Over the next few weeks, we settled into an all-consuming, haphazard kind of routine. Dora would be rehearsing four out of five weekday afternoons and generally all day Saturday. We parents – okay, almost exclusively the mums – would sit there nattering.
Within
a few days, we had bonded. We were routinely telling each other our deepest secrets, information that we either hadn’t yet divulged to our partners or our best friends, or that we didn’t intend to. ‘I don’t know why I just told you that. I haven’t told any one else,’ was a common refrain. It was wonderful. We’d expected to be having an awful time, but here we were, looking forward to seeing each other and becoming completely absorbed in each other’s lives and stories. We heard tragic tales and triumphant ones, listened to each other, dispensed, took and ignored advice and guidance and frequently laughed until we couldn’t breathe. Several of us also found we had a weirdly visceral reaction to each other’s children. Part of the reason they’d been picked for the show was that they looked like each other, like part of the same family.
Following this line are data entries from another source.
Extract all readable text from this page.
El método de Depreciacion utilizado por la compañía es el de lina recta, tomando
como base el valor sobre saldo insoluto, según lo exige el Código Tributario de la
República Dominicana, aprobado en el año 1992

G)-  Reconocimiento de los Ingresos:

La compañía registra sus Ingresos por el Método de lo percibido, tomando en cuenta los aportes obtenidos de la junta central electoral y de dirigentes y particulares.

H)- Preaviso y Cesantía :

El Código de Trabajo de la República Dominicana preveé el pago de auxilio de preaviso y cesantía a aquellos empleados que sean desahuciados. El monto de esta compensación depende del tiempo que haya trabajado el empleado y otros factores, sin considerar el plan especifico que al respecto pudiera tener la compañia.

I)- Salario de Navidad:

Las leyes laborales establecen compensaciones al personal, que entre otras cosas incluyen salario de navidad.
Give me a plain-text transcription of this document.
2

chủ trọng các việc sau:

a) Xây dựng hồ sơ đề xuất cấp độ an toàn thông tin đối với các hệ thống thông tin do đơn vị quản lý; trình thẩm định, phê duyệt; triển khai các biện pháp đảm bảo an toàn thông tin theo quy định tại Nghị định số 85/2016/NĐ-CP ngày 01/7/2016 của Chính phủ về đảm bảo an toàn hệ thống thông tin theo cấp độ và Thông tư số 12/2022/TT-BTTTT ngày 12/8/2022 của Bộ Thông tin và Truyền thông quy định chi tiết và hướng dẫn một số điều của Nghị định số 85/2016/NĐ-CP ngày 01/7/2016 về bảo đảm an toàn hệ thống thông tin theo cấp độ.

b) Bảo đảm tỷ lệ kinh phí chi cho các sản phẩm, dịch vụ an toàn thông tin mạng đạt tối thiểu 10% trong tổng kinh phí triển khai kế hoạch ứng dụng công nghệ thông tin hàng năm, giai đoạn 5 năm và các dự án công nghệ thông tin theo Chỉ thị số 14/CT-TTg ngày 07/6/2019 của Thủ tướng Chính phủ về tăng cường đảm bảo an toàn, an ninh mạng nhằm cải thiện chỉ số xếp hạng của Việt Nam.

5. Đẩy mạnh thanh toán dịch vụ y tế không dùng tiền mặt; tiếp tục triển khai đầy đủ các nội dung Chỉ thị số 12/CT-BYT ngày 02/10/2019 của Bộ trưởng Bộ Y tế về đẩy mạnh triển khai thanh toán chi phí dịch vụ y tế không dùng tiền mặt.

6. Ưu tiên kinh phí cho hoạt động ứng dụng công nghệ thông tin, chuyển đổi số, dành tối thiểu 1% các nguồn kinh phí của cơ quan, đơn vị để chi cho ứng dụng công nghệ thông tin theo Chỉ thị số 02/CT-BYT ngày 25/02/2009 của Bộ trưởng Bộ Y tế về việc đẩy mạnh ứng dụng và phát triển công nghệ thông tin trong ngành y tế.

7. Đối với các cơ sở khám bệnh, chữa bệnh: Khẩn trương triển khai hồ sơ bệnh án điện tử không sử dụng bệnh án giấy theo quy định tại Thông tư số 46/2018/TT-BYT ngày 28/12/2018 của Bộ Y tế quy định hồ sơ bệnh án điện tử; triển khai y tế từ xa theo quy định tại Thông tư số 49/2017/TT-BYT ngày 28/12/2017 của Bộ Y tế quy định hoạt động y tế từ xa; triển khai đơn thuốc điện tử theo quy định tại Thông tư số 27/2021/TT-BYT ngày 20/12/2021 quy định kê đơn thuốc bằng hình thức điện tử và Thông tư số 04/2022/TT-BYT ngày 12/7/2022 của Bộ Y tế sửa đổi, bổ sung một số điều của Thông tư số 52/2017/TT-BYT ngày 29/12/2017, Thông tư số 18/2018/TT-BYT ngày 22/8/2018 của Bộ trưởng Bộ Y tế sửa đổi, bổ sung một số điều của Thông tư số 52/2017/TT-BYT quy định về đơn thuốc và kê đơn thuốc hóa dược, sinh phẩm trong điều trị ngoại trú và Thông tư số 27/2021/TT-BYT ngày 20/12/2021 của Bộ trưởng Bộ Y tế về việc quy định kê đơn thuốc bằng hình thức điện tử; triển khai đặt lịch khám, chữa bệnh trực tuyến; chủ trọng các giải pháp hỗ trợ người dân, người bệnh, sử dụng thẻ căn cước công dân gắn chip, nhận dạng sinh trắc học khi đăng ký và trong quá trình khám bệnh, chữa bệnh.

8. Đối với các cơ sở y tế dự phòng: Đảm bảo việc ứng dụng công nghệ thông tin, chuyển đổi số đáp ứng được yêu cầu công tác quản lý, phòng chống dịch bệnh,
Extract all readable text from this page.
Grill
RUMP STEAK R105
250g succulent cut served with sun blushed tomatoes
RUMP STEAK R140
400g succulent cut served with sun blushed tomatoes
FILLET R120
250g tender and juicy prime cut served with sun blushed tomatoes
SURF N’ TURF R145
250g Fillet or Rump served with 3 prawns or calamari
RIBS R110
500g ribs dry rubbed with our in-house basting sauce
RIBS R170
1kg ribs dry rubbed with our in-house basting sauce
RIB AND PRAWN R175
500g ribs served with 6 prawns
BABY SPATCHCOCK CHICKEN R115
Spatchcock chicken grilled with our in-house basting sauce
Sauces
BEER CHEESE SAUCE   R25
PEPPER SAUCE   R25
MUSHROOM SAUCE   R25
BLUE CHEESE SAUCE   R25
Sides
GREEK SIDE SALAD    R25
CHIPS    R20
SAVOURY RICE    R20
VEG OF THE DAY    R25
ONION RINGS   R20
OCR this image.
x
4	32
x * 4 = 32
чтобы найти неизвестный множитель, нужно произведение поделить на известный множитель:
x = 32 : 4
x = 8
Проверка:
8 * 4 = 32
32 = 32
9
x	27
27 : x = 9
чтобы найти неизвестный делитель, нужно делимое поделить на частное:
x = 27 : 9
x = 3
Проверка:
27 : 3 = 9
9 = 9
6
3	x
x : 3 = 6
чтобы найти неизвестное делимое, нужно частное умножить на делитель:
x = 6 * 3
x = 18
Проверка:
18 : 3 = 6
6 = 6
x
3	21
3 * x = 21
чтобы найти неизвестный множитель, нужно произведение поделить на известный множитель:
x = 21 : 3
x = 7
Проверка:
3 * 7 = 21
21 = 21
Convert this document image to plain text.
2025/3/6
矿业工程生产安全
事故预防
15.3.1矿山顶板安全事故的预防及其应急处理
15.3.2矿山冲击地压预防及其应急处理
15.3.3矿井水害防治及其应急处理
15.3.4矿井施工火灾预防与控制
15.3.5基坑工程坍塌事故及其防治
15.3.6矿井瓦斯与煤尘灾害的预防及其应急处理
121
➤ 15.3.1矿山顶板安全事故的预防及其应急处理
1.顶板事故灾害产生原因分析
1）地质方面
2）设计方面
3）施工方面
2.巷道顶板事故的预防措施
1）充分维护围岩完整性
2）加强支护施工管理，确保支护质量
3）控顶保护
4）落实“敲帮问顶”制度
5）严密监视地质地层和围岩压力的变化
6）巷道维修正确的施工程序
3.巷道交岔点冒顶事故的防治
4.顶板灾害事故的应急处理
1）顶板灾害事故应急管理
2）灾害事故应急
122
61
They all looked like part of our families. And the sight of the whole chattering mass of them pouring out of rehearsals provoked an unexpectedly primordial kind of recognition: a gut-level impact based, it seemed, entirely on appearance.
As these new bonds deepened, my grip on everything else – i.e. real life – started to slip. I had stumbled into a whole new world, and whilst I was as disoriented as Alice in Wonderland, I was also as full of wonder. And at least as busy. The trouble with this whole performing child thing is that it eats your life. Aside from the essentials, everything else had to be put on hold. It was actually a positive thing that my friends had stopped answering my phone calls because they were tired of me wittering on about
The Sound of Music
, as there was no room left in my brain for anything except managing the complex logistics of getting Dora to where she was supposed to be with a (nutritious) packed lunch and no nits, and almost keeping on top of the work I was being paid to do. I’ve no idea how I would have managed if I’d also had to deal with the guilt and consequences of neglecting other children. Dirty washing hung out of the laundry basket, and no matter how hard I tried to shove it all in, there was no way I could get the lid on. The clean washing piled up, creased and
uncared-for,
on the chaise longue that I’d bought off eBay, planned to work on and never have, until it fell off, gathered dust on the floor and needed to be washed again before it could be worn. Meanwhile, the new life-forms growing on forgotten leftovers in my fridge had evolved so far that they’d held democratic elections and invented a cure for Ecover, as I discovered on the occasion when I tried, much against my better judgement, to find and deal with whatever it was that was making it smell like that. Neglect had prompted a fit of creativity and our house had transformed itself into a Tracy Emin art installation.